In the business category:
This is another question for which I have so many answers, as there are many women who inspire me every day. Here are two:
Supreme Court Justice Sonia Sotomayor: She’s the first Hispanic and third woman appointed to the United States Supreme Court. When Sonia was diagnosed with juvenile diabetes she understood that her survival solely depended on herself. She learned to give herself insulin shots and began to strategize her path in life. She became determined to become a lawyer, a goal that kept her on course, from valedictorian of her high school class to the highest honors at Princeton, Yale Law School, the New York County District Attorney’s office, private practice, and appointment to the Federal District Court before the age of forty. Sonia is in the category of what I call “the women of my life,” a heroine of the highest order who inspires me daily on my own path toward achievement.
Maria Contreras-Sweet: Maria Contreras-Sweet is the 24th Administrator of the U.S. Small Business Administration (SBA) and as a member of President Obama’s cabinet. The SBA is charged with supporting America’s 28 million small businesses, which create a majority of U.S. jobs and employ half of our nation’s private-sector workforce. As a business leader, California state cabinet official and entrepreneur, her amazing achievements in bringing efficiencies and modernization to large scale organizations have earned her international acclaim. Her drive to bring SBA into the digital age, and expand into broader domestic and global markets, has yielded record results in lending and contracting for small businesses. She started three businesses, including a community bank in downtown Los Angeles, focused on small and mid-size businesses where she served as its executive chairwoman for seven years.

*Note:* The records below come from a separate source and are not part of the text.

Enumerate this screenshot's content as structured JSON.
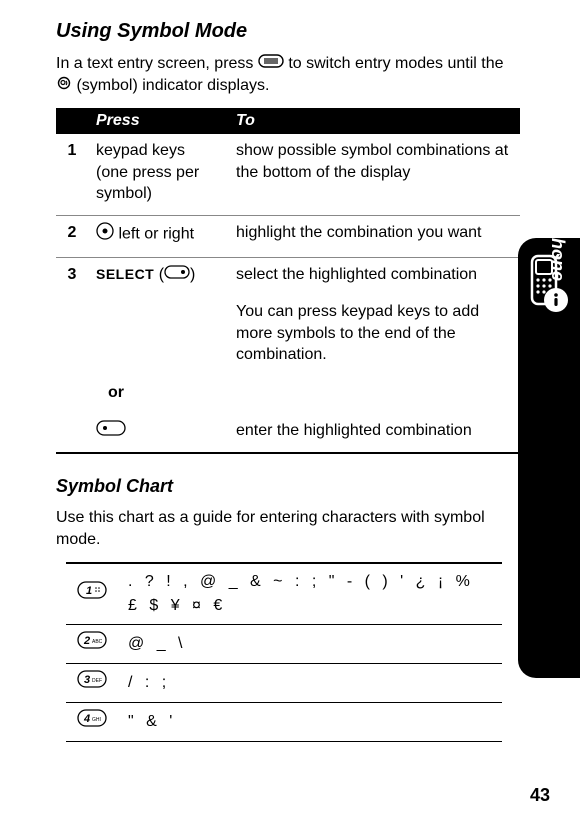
{
  "title": "Using Symbol Mode",
  "intro_before_icon": "In a text entry screen, press ",
  "intro_after_icon": " to switch entry modes until the ",
  "intro_after_symbol": " (symbol) indicator displays.",
  "table_header_press": "Press",
  "table_header_to": "To",
  "rows": [
    {
      "num": "1",
      "press": "keypad keys (one press per symbol)",
      "to": "show possible symbol combinations at the bottom of the display"
    },
    {
      "num": "2",
      "press": " left or right",
      "press_prefix_icon": true,
      "to": "highlight the combination you want"
    },
    {
      "num": "3",
      "press_label": "SELECT",
      "press_paren": "(",
      "press_paren_close": ")",
      "to": "select the highlighted combination"
    }
  ],
  "row3_note": "You can press keypad keys to add more symbols to the end of the combination.",
  "or_label": "or",
  "row_enter_to": "enter the highlighted combination",
  "chart_title": "Symbol Chart",
  "chart_intro": "Use this chart as a guide for entering characters with symbol mode.",
  "chart": [
    {
      "key": "1",
      "syms": ". ? ! , @ _ & ~ : ; \" - ( ) ' ¿ ¡ % £ $ ¥ ¤ €"
    },
    {
      "key": "2",
      "syms": "@ _ \\"
    },
    {
      "key": "3",
      "syms": "/ : ;"
    },
    {
      "key": "4",
      "syms": "\" & '"
    }
  ],
  "side_label": "Learning to Use Your Phone",
  "page_number": "43"
}
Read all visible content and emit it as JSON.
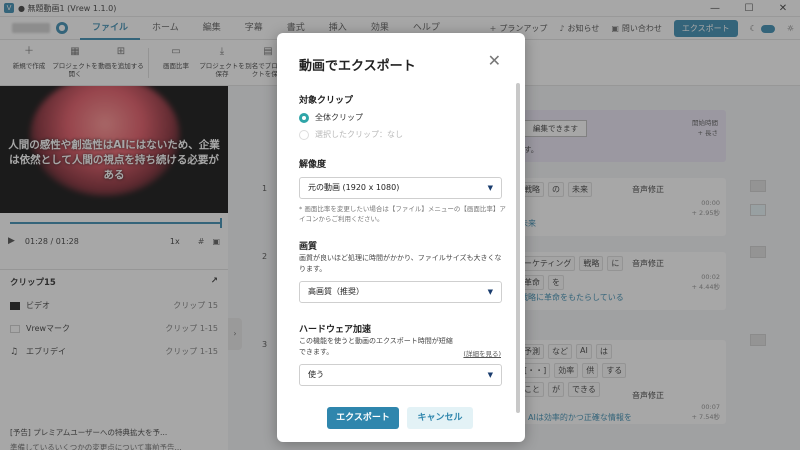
{
  "titlebar": {
    "title": "● 無題動画1 (Vrew 1.1.0)",
    "logo": "V",
    "minimize": "—",
    "maximize": "☐",
    "close": "✕"
  },
  "menubar": {
    "tabs": [
      "ファイル",
      "ホーム",
      "編集",
      "字幕",
      "書式",
      "挿入",
      "効果",
      "ヘルプ"
    ],
    "active_tab": "ファイル",
    "plan_upgrade": "プランアップ",
    "notice": "お知らせ",
    "contact": "問い合わせ",
    "export": "エクスポート"
  },
  "ribbon": {
    "new": "新規で作成",
    "open": "プロジェクトを開く",
    "add_video": "動画を追加する",
    "aspect": "画面比率",
    "save": "プロジェクトを保存",
    "save_as": "別名でプロジェクトを保存"
  },
  "player": {
    "caption": "人間の感性や創造性はAIにはないため、企業は依然として人間の視点を持ち続ける必要がある",
    "time": "01:28 / 01:28",
    "speed": "1x",
    "progress": 1.0
  },
  "clip_panel": {
    "title": "クリップ15",
    "rows": [
      {
        "label": "ビデオ",
        "value": "クリップ 15",
        "color": "#111111"
      },
      {
        "label": "Vrewマーク",
        "value": "クリップ 1-15",
        "color": "#ffffff"
      },
      {
        "label": "エブリデイ",
        "value": "クリップ 1-15",
        "color": "#333333"
      }
    ]
  },
  "notice": {
    "line1": "[予告] プレミアムユーザーへの特典拡大を予...",
    "line2": "準備しているいくつかの変更点について事前予告..."
  },
  "editor": {
    "banner_button": "編集できます",
    "banner_right1": "開始時間",
    "banner_right2": "+ 長さ",
    "banner_sub": "す。",
    "rows": [
      {
        "num": "1",
        "words": [
          "戦略",
          "の",
          "未来"
        ],
        "voice": "音声修正",
        "time": "00:00",
        "dur": "+ 2.95秒",
        "sub": "未来"
      },
      {
        "num": "2",
        "words": [
          "ーケティング",
          "戦略",
          "に",
          "革命",
          "を"
        ],
        "voice": "音声修正",
        "time": "00:02",
        "dur": "+ 4.44秒",
        "sub": "戦略に革命をもたらしている"
      },
      {
        "num": "3",
        "words": [
          "予測",
          "など",
          "AI",
          "は",
          "[・・]",
          "効率",
          "供",
          "する",
          "こと",
          "が",
          "できる"
        ],
        "voice": "音声修正",
        "time": "00:07",
        "dur": "+ 7.54秒",
        "sub": "、AIは効率的かつ正確な情報を"
      }
    ]
  },
  "dialog": {
    "title": "動画でエクスポート",
    "target_label": "対象クリップ",
    "target_all": "全体クリップ",
    "target_selected": "選択したクリップ：なし",
    "resolution_label": "解像度",
    "resolution_value": "元の動画 (1920 x 1080)",
    "resolution_note": "* 画面比率を変更したい場合は【ファイル】メニューの【画面比率】アイコンからご利用ください。",
    "quality_label": "画質",
    "quality_desc": "画質が良いほど処理に時間がかかり、ファイルサイズも大きくなります。",
    "quality_value": "高画質（推奨）",
    "hw_label": "ハードウェア加速",
    "hw_desc": "この機能を使うと動画のエクスポート時間が短縮できます。",
    "hw_link": "(詳細を見る)",
    "hw_value": "使う",
    "export_button": "エクスポート",
    "cancel_button": "キャンセル"
  }
}
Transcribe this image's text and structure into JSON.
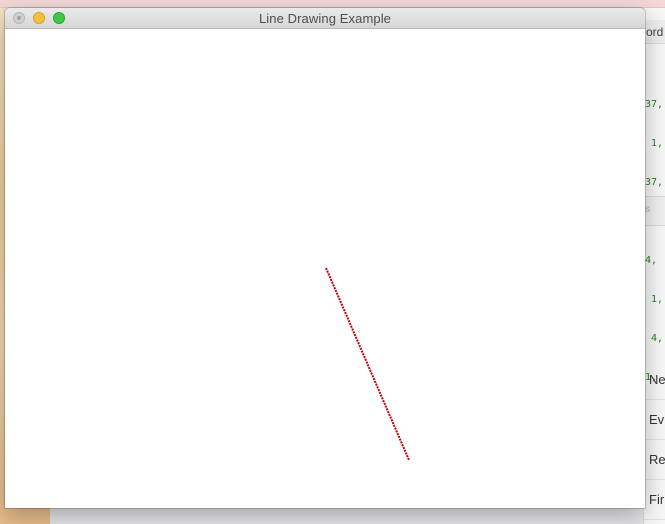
{
  "window": {
    "title": "Line Drawing Example"
  },
  "line": {
    "color": "#c40000",
    "style": "dashed"
  },
  "background_app": {
    "header_fragment": "ord",
    "code_lines": [
      "37,",
      " 1,",
      "37,",
      " 1,",
      "4,",
      " 1,",
      " 4,",
      "1,"
    ],
    "section_fragment": "s",
    "list_items": [
      "Ne",
      "Ev",
      "Re",
      "Fir"
    ]
  }
}
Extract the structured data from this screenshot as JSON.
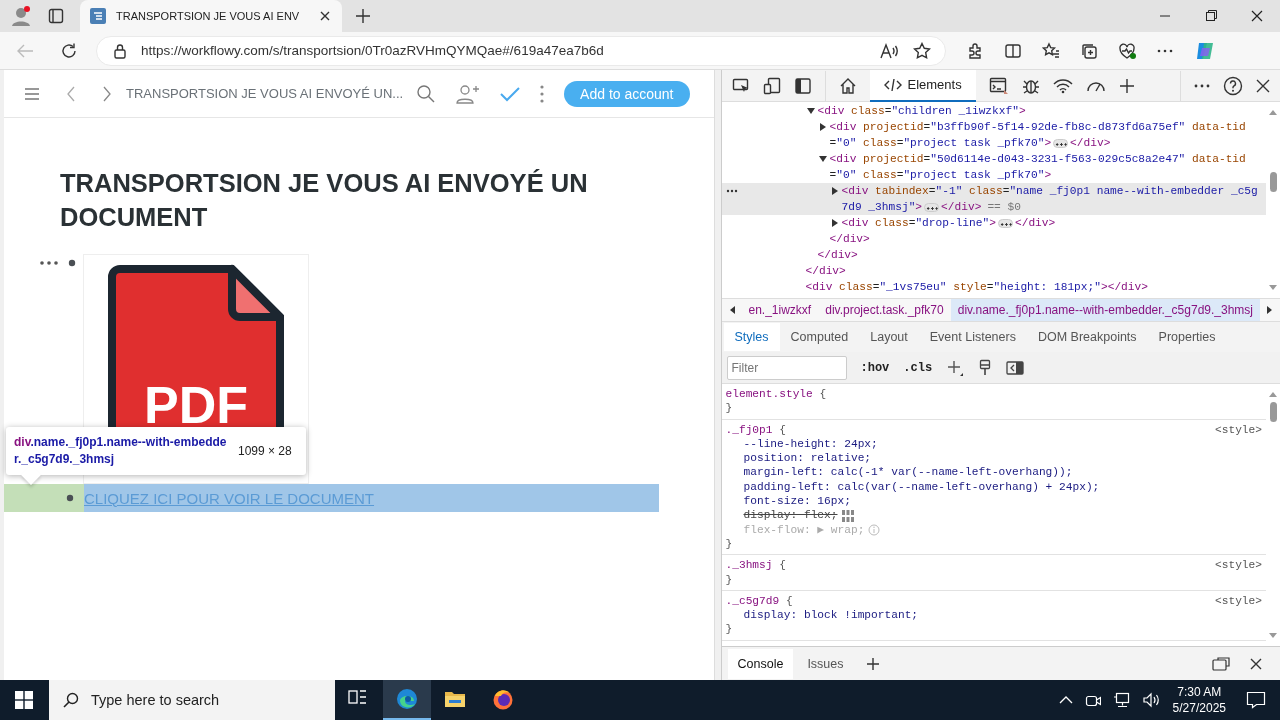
{
  "browser": {
    "tab": {
      "title": "TRANSPORTSION JE VOUS AI ENV",
      "selected": true
    },
    "url": "https://workflowy.com/s/transportsion/0Tr0azRVHmQYMQae#/619a47ea7b6d"
  },
  "page": {
    "breadcrumb": "TRANSPORTSION JE VOUS AI ENVOYÉ UN...",
    "action_button": "Add to account",
    "title": "TRANSPORTSION JE VOUS AI ENVOYÉ UN DOCUMENT",
    "embed_label": "PDF",
    "link": "CLIQUEZ ICI POUR VOIR LE DOCUMENT",
    "link_highlighted": true,
    "tooltip": {
      "tag": "div",
      "selector": ".name._fj0p1.name--with-embedder._c5g7d9._3hmsj",
      "size": "1099 × 28"
    }
  },
  "devtools": {
    "tabs": [
      {
        "label": "Elements",
        "selected": true
      }
    ],
    "dom_tree": [
      {
        "open": "<div class=\"children _1iwzkxf\">",
        "expanded": true,
        "has_content": true,
        "selected": false,
        "close": "</div>",
        "children": [
          {
            "open": "<div projectid=\"b3ffb90f-5f14-92de-fb8c-d873fd6a75ef\" data-tid=\"0\" class=\"project task _pfk70\">",
            "expanded": false,
            "has_content": true,
            "selected": false,
            "close": "</div>"
          },
          {
            "open": "<div projectid=\"50d6114e-d043-3231-f563-029c5c8a2e47\" data-tid=\"0\" class=\"project task _pfk70\">",
            "expanded": true,
            "has_content": true,
            "selected": false,
            "close": "</div>",
            "children": [
              {
                "open": "<div tabindex=\"-1\" class=\"name    _fj0p1  name--with-embedder  _c5g7d9  _3hmsj\">",
                "expanded": false,
                "has_content": true,
                "selected": true,
                "close": "</div>",
                "suffix": "== $0"
              },
              {
                "open": "<div class=\"drop-line\">",
                "expanded": false,
                "has_content": true,
                "selected": false,
                "close": "</div>"
              }
            ]
          }
        ]
      }
    ],
    "dom_parent_close": "</div>",
    "dom_next_line": "<div class=\"_1vs75eu\" style=\"height: 181px;\"></div>",
    "breadcrumbs": [
      {
        "label": "en._1iwzkxf",
        "selected": false
      },
      {
        "label": "div.project.task._pfk70",
        "selected": false
      },
      {
        "label": "div.name._fj0p1.name--with-embedder._c5g7d9._3hmsj",
        "selected": true
      }
    ],
    "panel_tabs": [
      {
        "label": "Styles",
        "selected": true
      },
      {
        "label": "Computed",
        "selected": false
      },
      {
        "label": "Layout",
        "selected": false
      },
      {
        "label": "Event Listeners",
        "selected": false
      },
      {
        "label": "DOM Breakpoints",
        "selected": false
      },
      {
        "label": "Properties",
        "selected": false
      }
    ],
    "filter_placeholder": "Filter",
    "style_buttons": [
      ":hov",
      ".cls"
    ],
    "rules": [
      {
        "selector": "element.style",
        "brace": "{",
        "close": "}"
      },
      {
        "selector": "._fj0p1",
        "brace": "{",
        "source": "<style>",
        "close": "}",
        "declarations": [
          {
            "kind": "plain",
            "text": "--line-height: 24px;",
            "overridden": false,
            "inactive": false
          },
          {
            "kind": "plain",
            "text": "position: relative;",
            "overridden": false,
            "inactive": false
          },
          {
            "kind": "plain",
            "text": "margin-left: calc(-1* var(--name-left-overhang));",
            "overridden": false,
            "inactive": false
          },
          {
            "kind": "plain",
            "text": "padding-left: calc(var(--name-left-overhang) + 24px);",
            "overridden": false,
            "inactive": false
          },
          {
            "kind": "plain",
            "text": "font-size: 16px;",
            "overridden": false,
            "inactive": false
          },
          {
            "kind": "flexbox",
            "text": "display: flex;",
            "overridden": true,
            "inactive": false
          },
          {
            "kind": "hinted",
            "text": "flex-flow: ▶ wrap;",
            "overridden": false,
            "inactive": true
          }
        ]
      },
      {
        "selector": "._3hmsj",
        "brace": "{",
        "source": "<style>",
        "close": "}"
      },
      {
        "selector": "._c5g7d9",
        "brace": "{",
        "source": "<style>",
        "close": "}",
        "declarations": [
          {
            "kind": "plain",
            "text": "display: block !important;",
            "overridden": false,
            "inactive": false
          }
        ]
      }
    ],
    "drawer_tabs": [
      {
        "label": "Console",
        "selected": true
      },
      {
        "label": "Issues",
        "selected": false
      }
    ]
  },
  "taskbar": {
    "search_placeholder": "Type here to search",
    "apps": [
      {
        "kind": "taskview",
        "active": false
      },
      {
        "kind": "edge",
        "active": true
      },
      {
        "kind": "folder",
        "active": false
      },
      {
        "kind": "firefox",
        "active": false
      }
    ],
    "time": "7:30 AM",
    "date": "5/27/2025"
  }
}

Miami: This is my happy place, where my parents live, and where I have a vacation home. I go there to decompress and rejuvenate.
New Mexico: I have a home in New Mexico, where I go when I am looking for a bit of quiet and calm.
Cuba: This is where I was born, where my whole story began.
Cambodia: When I went on my trip around the world, I was blown away by how kind and gentle the people of Cambodia were.
Israel: I love the grit of the Israeli people and way of life.
My sneakers. My glasses. My iPhone. My library.
These days I am really into the idea of uncluttering. Simplification. I recently read The Life-Changing Magic of Tidying Up: The Japanese Art of Decluttering and Organizing—a huge bestseller—by Marie Kondo. Kondo describes the spiritual practice of clearing out all the useless stuff and clutter of your life in order to open yourself energetically to the new you, inside and out. I like to think this act makes space for everything that is to come.